Italian cultural institute

The Istitut Ladin Micurà de Rü is a government-financed cultural institute in South Tyrol, Italy, tasked with preserving and promoting the Ladin language and culture.

== Foundation and name ==
The institute was set up by the Autonomous Province Bolzano – South Tyrol on 31 July 1976 and formally started its activity on 3 September 1977 in the Ladin village San Martin de Tor. The institute was named in honour of the Ladin linguist Micurà de Rü, who in 1833 published the first Ladin grammar "Versuch einer deütsch-ladinischen Sprachlehre".

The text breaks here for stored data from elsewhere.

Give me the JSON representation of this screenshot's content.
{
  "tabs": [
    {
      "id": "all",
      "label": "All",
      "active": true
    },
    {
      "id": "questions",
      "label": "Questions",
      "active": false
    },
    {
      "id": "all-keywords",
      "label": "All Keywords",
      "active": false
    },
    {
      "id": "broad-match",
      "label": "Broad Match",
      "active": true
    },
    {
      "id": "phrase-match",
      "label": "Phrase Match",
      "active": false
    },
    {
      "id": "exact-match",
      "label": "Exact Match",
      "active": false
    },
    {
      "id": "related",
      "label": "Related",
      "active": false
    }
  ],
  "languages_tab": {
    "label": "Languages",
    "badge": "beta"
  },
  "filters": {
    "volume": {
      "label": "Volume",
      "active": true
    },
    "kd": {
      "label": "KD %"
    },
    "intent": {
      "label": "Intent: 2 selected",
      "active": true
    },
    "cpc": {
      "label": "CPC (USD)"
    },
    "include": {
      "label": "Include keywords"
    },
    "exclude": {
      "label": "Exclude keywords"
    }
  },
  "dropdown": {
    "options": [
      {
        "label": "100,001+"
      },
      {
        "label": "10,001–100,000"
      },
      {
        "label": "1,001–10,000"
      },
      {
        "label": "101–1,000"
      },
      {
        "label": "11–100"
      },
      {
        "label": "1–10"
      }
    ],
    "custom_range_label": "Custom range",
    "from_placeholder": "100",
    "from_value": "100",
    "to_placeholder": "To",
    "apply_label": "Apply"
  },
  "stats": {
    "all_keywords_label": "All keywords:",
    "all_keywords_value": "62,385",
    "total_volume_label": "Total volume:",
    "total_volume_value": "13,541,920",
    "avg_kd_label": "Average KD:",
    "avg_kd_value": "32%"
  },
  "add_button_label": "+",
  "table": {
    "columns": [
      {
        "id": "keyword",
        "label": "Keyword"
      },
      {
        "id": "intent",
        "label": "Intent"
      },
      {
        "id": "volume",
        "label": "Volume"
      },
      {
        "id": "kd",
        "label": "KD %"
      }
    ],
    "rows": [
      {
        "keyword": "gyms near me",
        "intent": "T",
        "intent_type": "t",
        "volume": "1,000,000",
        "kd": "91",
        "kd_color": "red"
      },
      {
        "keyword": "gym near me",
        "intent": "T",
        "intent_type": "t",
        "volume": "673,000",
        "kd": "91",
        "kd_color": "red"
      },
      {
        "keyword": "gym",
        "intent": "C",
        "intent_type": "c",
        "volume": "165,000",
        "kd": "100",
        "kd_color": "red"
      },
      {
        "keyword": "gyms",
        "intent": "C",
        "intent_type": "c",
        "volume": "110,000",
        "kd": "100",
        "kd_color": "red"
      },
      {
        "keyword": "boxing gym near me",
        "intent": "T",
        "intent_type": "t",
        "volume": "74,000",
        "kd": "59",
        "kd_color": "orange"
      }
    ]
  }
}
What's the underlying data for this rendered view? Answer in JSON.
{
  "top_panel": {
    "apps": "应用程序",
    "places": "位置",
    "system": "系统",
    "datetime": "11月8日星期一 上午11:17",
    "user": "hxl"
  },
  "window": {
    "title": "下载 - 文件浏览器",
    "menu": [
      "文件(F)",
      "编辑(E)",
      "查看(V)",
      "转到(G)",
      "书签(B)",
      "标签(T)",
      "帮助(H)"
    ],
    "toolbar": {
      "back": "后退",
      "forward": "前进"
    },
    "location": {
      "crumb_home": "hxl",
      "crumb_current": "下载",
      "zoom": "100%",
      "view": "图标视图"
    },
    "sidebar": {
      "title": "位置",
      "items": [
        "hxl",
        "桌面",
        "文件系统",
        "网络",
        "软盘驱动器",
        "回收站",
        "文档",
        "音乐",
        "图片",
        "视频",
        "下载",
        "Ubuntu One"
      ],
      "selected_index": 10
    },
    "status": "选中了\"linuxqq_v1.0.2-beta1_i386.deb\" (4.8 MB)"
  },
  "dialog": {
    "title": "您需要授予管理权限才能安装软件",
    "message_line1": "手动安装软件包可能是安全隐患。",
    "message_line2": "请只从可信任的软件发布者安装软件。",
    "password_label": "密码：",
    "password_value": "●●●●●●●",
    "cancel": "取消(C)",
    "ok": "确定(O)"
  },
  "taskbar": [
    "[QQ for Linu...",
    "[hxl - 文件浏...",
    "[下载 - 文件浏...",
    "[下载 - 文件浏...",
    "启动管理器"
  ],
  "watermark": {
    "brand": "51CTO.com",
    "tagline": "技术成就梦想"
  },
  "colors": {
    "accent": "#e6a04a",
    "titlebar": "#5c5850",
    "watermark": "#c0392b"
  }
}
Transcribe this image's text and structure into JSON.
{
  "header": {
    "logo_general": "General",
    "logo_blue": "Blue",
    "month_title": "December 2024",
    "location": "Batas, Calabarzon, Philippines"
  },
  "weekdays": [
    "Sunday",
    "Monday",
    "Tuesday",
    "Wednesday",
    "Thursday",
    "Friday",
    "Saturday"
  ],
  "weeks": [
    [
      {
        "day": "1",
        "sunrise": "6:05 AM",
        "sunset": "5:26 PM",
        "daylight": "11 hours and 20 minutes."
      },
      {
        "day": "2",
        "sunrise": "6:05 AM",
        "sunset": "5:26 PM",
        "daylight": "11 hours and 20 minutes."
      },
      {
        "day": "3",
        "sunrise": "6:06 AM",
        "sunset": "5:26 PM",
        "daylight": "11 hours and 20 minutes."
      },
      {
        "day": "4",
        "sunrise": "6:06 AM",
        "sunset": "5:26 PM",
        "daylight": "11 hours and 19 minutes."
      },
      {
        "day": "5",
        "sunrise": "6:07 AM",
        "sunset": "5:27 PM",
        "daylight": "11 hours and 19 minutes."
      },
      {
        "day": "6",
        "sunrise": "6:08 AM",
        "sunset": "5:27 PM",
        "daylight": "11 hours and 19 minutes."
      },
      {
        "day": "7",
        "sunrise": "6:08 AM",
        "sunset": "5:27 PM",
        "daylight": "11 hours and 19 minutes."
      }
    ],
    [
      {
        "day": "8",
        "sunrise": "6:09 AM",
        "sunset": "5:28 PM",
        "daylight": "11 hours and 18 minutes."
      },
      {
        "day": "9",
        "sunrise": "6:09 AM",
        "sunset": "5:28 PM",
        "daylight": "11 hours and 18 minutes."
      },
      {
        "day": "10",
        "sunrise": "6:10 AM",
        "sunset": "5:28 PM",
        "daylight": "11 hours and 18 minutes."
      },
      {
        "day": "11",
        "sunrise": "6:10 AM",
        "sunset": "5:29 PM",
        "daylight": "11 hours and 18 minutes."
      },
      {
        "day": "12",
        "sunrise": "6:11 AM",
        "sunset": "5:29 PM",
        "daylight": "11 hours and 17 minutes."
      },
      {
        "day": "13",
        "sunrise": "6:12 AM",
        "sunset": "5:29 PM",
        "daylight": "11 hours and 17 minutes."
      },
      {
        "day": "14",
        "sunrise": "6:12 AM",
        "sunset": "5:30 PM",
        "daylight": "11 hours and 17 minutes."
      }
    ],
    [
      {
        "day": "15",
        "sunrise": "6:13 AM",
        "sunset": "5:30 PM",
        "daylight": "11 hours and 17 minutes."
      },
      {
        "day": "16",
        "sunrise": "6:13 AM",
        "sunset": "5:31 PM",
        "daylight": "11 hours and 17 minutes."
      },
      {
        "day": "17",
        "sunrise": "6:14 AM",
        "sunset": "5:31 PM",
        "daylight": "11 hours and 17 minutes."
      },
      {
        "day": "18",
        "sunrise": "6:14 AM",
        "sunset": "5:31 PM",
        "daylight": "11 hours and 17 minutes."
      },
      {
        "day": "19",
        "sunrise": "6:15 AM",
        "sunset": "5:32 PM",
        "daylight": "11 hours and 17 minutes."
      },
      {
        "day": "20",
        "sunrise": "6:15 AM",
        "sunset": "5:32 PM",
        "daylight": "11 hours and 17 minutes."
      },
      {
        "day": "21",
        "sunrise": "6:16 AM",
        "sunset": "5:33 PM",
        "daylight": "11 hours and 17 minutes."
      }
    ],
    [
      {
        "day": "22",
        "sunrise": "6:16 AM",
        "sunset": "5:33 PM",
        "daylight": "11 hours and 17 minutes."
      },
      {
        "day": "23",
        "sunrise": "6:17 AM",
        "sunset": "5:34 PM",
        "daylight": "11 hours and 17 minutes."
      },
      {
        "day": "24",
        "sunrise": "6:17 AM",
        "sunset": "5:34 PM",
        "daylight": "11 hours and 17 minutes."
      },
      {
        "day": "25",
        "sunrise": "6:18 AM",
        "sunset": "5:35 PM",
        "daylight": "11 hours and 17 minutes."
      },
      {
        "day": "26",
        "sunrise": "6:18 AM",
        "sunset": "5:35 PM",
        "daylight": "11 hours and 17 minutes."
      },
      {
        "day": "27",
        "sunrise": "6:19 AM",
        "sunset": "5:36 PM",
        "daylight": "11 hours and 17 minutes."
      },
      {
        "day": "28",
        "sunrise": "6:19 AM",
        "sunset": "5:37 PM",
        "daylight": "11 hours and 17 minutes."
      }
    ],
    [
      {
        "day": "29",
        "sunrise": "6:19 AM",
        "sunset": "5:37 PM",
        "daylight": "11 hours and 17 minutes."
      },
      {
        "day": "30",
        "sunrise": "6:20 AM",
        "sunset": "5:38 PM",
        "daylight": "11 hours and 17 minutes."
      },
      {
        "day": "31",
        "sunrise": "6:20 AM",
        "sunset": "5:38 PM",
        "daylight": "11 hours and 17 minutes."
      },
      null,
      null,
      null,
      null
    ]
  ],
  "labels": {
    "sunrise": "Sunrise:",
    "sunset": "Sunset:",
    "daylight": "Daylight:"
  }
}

The institute's main objectives are:

- to scientifically study the language, the history and the culture of the Ladin people.
- to promote the use and teaching of the Ladin language in cooperation with the schools in Ladin communes and the Ladin Pedagogical Institute.
- to preserve and cultivate the culture, customs and traditions, art and music of the Ladin people.
- to support all venues that help to preserve the oral and written Ladin language i.e. radio transmissions, newspapers, books, cultural and-or educational events.
- to set up a historical archive of the Ladin culture.
- to set up a research library.
- to coordinate, cooperate and support the scientific work and research of the Ladin language and culture carried out by other universities and other research institutions.
- to improve the relationship and cultural exchange between the Ladins of the Dolomites and those of Graubünden and Friuli regions.

== Today ==
Today, the institute's headquarters remains in San Martín de Tor and a branch has been opened in Sëlva in the Val Gardena. The institute's task is to preserve, protect, and promote the Ladin language and culture. To achieve its aims, the institute cooperates with numerous national and international universities and supports scientific projects that focus on the Ladin language or culture. Since its founding, the institute has published over 230 books in various languages about the Ladin language and culture.

Currently, the institute's main projects are:

- the publication of Ladin vocabularies for the two main Ladin language varieties: the Badiot from the Val Badia and the Gherdëin from Val Gardena.
- the creation of an online database named "VoLaNet", which will aid in the coinage of neologisms and will be accessible to everyone.
- the creation of a detailed map of the Ladin valleys containing all Ladin toponyms.
- archaeological excavations on Plan de Frea and on Sotciastel (in the municipality of Santa Cristina Gherdëina), with the aim to learn more about the Ladin history prior to the beginning of the second millennium A.D.
- the creation of the "Linguistic Atlas of Dolomite Ladin and neighbouring dialects" based on vocabulary, morphology and syntax of the Ladin languages.
- and the support of cultural associations with the same aims as itself.

Other activities include: information, consulting and translations services, Ladin teaching courses, organization of scientific conferences, concerts, theatre presentations and art exhibitions, support on doctoral thesis and publication of the annual scientific journal Ladinia – sföi cultural dai ladins dles Dolomites.